Ich hab leider zu wenige Wundinfektionen/WHST um repräsentativ zu sein, aber ich schau mal nach was meine diabetischen Patienten so für postoperative BZ-Einstellungen hatten... :-lesen (ich reiche es nach im Oktober)

hobbes
15.08.2004, 12:20
Mir würde kein einzgier Grund einfallen, warum ein kurzfristig erhöhter BZ eine Wundheilungsstörung zur Folge haben sollte. Der Grund liegt ja, wie airmaria schon gesagt hat, in der Mikroangiopathie und die wird "kurzfristig" weder verschlechtert noch verbessert durch eine genaue BZ-Einstellung.

So sicher bin ich mir da aber auch wieder nicht. Die Mikro- und Makroangiopathie beim diabetischen Patienten ist sicherlich hauptverantwortlich für die Entwicklung von Wundheilungsstörungen. Jedoch ist dies kurz- und mittelfristig im präventiven Sinn nicht beeinflussbar.

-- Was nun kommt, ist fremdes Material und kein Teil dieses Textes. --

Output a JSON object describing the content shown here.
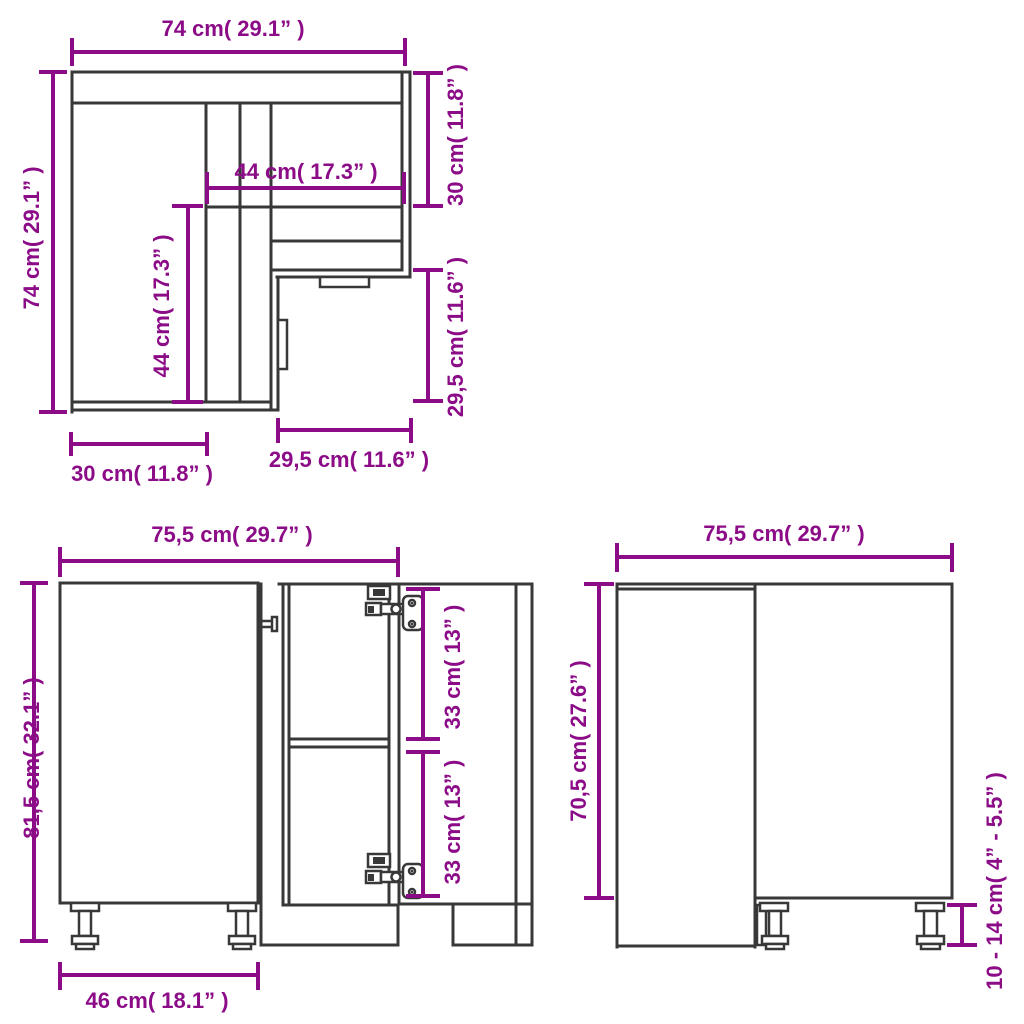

Die Wundheilung ist ja ein komplizierter Prozess mit inflammatorischen Komponenten, Wachstumsfaktorenbeteiligung, Fibroblasenaktivierung und schliesslich Remodeling. Bei einem erhöhten Blutzucker entstehen vermehrt Sauerstoffradikale und die Sekretion von Wachstumsfaktoren ist erhöht, was die Zellproliferation pathologisch übersteigert. Auch verändert der erhöhte Blutzucker die Rheologie des Blutes und die Thrombozytenaktivierung. Auch ohne die genaue Pathophysiologie im Detail zu verstehen, erscheint es wahrscheinlich, dass der erhöhte Blutzucker noch anderswertig mit der Wundheilung interagiert, als bloss durch Mikro- und Makroangiopathie. Ich kann mir deshalb gut vorstellen, dass eine Korrektur des Blutzuckers in den ersten Wochen bis Monaten nach einem Trauma/ Operation Wundheilungsstörungen vorbeugen kann.

Gerne wüsste ich noch mehr hierzu. Wer kennt einschlägige Literatur zur Pathophysiologie der Wundheilungsstörungen?